What can go wrong?
Engineers ensure theoretical designs translate into structures or projects that are safe, functional and meet relevant building codes. There are a range of activities to consider; civil engineers, for example, could work on roads or sewerage systems while mechanical engineers might work in the food processing or petrochemical industries.
Common mistakes include structural miscalculations, incorrect specification of materials and failure to deal with noise pollution – all of which can lead to expensive remedial works and in the worst case scenario complete building failure. Claims arising from the negligent installation of a heating ventilation system can be expensive given the impact of the error on the working or trading environment within a building.
Unlike architects, engineers don’t have to buy Professional Indemnity insurance but they are frequently required to have it by clients and other construction professionals with whom they work. Most engineering practices are multi-disciplined and cover should be purchased for all activities.
There is considerable variation in the cover offered by insurers, from negligence-based wordings through to full civil liability, aggregate costs inclusive limits to Any One Claim with costs in addition.
Full pollution cover can be important especially if work is undertaken on structures that have the potential to adversely affect the environment (e.g. waste management plant) or the redevelopment of brownfield sites. Rarely offered as standard, it’s often added in by endorsement and charged for separately.

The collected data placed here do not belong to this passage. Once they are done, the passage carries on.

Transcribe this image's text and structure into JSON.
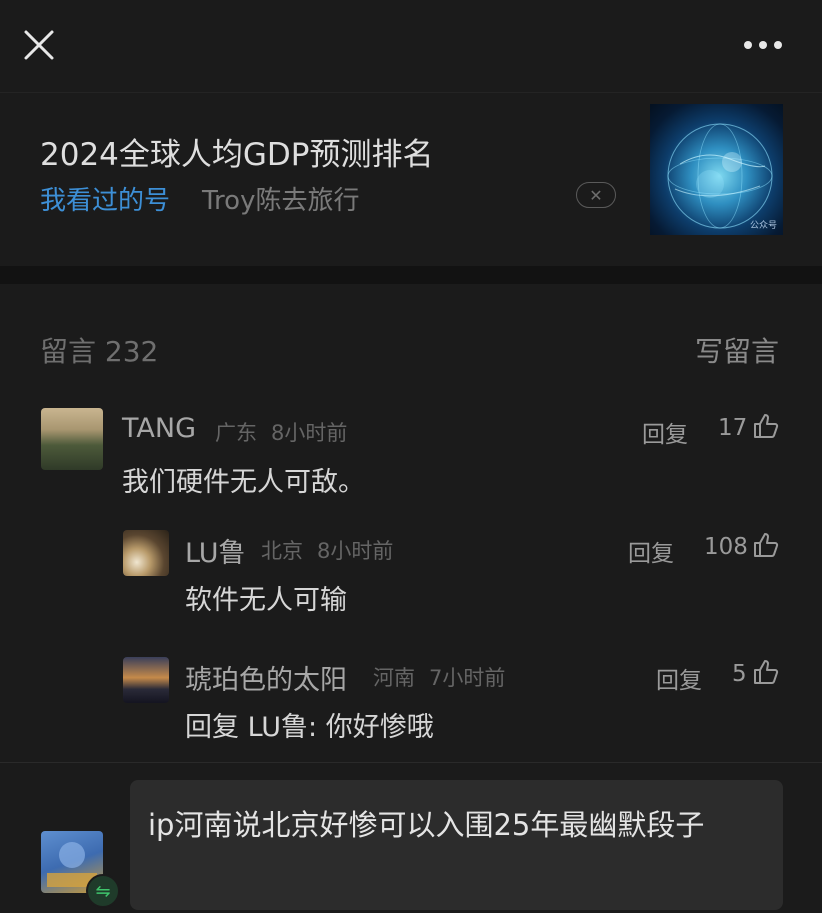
{
  "topbar": {
    "close_icon": "close-icon",
    "more_icon": "more-dots-icon"
  },
  "article": {
    "title": "2024全球人均GDP预测排名",
    "source_label": "我看过的号",
    "author": "Troy陈去旅行",
    "dismiss_symbol": "✕",
    "thumbnail_watermark": "公众号"
  },
  "comments_header": {
    "count_label": "留言 232",
    "write_label": "写留言"
  },
  "comments": [
    {
      "name": "TANG",
      "location": "广东",
      "time": "8小时前",
      "reply_label": "回复",
      "likes": "17",
      "text": "我们硬件无人可敌。"
    },
    {
      "name": "LU鲁",
      "location": "北京",
      "time": "8小时前",
      "reply_label": "回复",
      "likes": "108",
      "text": "软件无人可输"
    },
    {
      "name": "琥珀色的太阳",
      "location": "河南",
      "time": "7小时前",
      "reply_label": "回复",
      "likes": "5",
      "text": "回复 LU鲁: 你好惨哦"
    }
  ],
  "input": {
    "value": "ip河南说北京好惨可以入围25年最幽默段子",
    "switch_symbol": "⇋"
  },
  "colors": {
    "background": "#1b1b1b",
    "link_blue": "#3d8fd6",
    "accent_green": "#3fc46b"
  }
}
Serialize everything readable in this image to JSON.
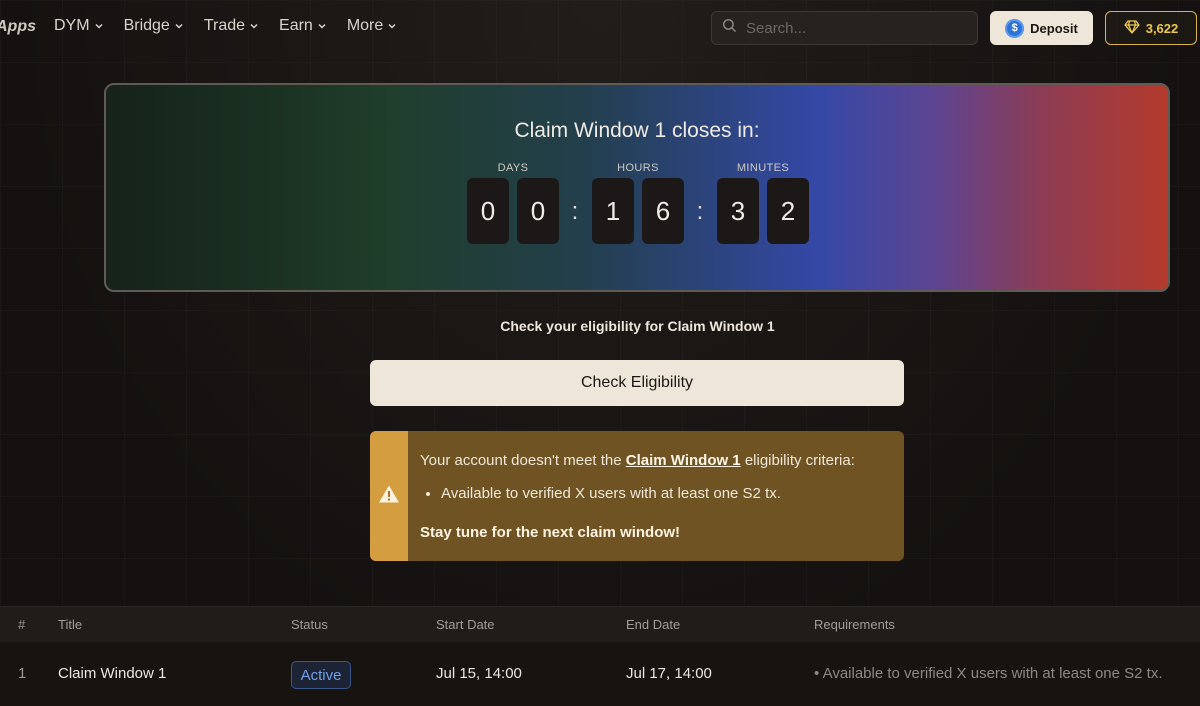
{
  "nav": {
    "brand": "Apps",
    "menu": [
      {
        "label": "DYM"
      },
      {
        "label": "Bridge"
      },
      {
        "label": "Trade"
      },
      {
        "label": "Earn"
      },
      {
        "label": "More"
      }
    ],
    "search_placeholder": "Search...",
    "deposit_label": "Deposit",
    "deposit_icon": "usdc-coin-icon",
    "points_value": "3,622",
    "points_icon": "diamond-icon",
    "colors": {
      "accent_gold": "#d8b24a",
      "deposit_bg": "#efe6da"
    }
  },
  "countdown": {
    "title": "Claim Window 1 closes in:",
    "labels": {
      "days": "DAYS",
      "hours": "HOURS",
      "minutes": "MINUTES"
    },
    "digits": {
      "days": [
        "0",
        "0"
      ],
      "hours": [
        "1",
        "6"
      ],
      "minutes": [
        "3",
        "2"
      ]
    },
    "separator": ":"
  },
  "eligibility": {
    "prompt": "Check your eligibility for Claim Window 1",
    "button_label": "Check Eligibility",
    "warning": {
      "icon": "warning-triangle-icon",
      "prefix": "Your account doesn't meet the ",
      "link": "Claim Window 1",
      "suffix": " eligibility criteria:",
      "bullets": [
        "Available to verified X users with at least one S2 tx."
      ],
      "footer": "Stay tune for the next claim window!"
    }
  },
  "table": {
    "headers": [
      "#",
      "Title",
      "Status",
      "Start Date",
      "End Date",
      "Requirements"
    ],
    "rows": [
      {
        "num": "1",
        "title": "Claim Window 1",
        "status": "Active",
        "start": "Jul 15, 14:00",
        "end": "Jul 17, 14:00",
        "requirement": "Available to verified X users with at least one S2 tx."
      }
    ]
  }
}
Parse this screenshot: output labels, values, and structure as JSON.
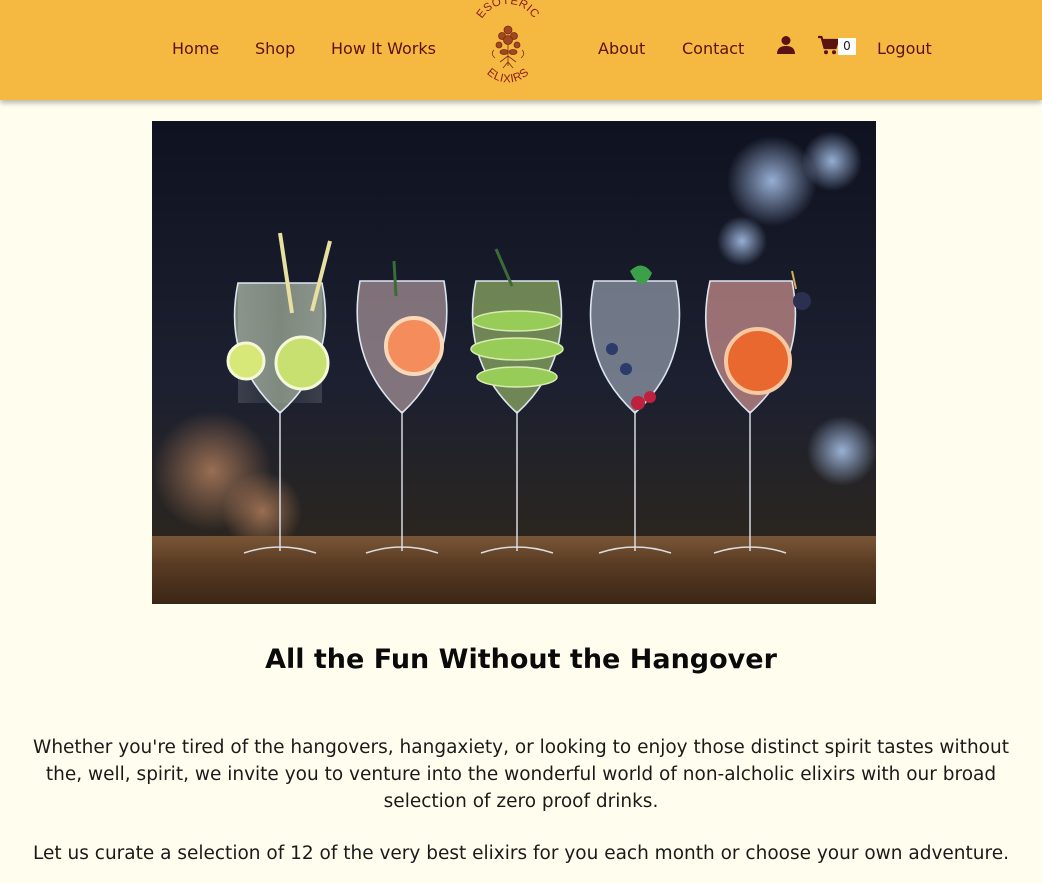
{
  "nav": {
    "left": [
      {
        "label": "Home"
      },
      {
        "label": "Shop"
      },
      {
        "label": "How It Works"
      }
    ],
    "right": [
      {
        "label": "About"
      },
      {
        "label": "Contact"
      }
    ],
    "logout_label": "Logout",
    "cart_count": "0",
    "user_icon": "user-icon",
    "cart_icon": "shopping-cart-icon"
  },
  "logo": {
    "top_text": "ESOTERIC",
    "bottom_text": "ELIXIRS"
  },
  "hero": {
    "subject": "five garnished cocktail glasses on a bar counter"
  },
  "main": {
    "headline": "All the Fun Without the Hangover",
    "intro": "Whether you're tired of the hangovers, hangaxiety, or looking to enjoy those distinct spirit tastes without the, well, spirit, we invite you to venture into the wonderful world of non-alcholic elixirs with our broad selection of zero proof drinks.",
    "offer": "Let us curate a selection of 12 of the very best elixirs for you each month or choose your own adventure."
  },
  "colors": {
    "header_bg": "#f5b942",
    "nav_text": "#5a1212",
    "page_bg": "#fffeee"
  }
}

If work is undertaken as part of a larger project team it’s important to understand any contractual agreements made and their implications on the validity of Professional Indemnity cover, especially where it creates joint and several liability with other parties to the contract.
What are insurers looking for?
Evidence of qualifications and experience and a proven claims track record. Beyond that, basically what they want to understand is what would happen if things went wrong: could it cause serious physical damage or injure lots of people? For this reason large structural and civil engineering projects are considered higher risk than, say, a building services contract, and work in the chemical and nuclear sectors more hazardous than small residential developments.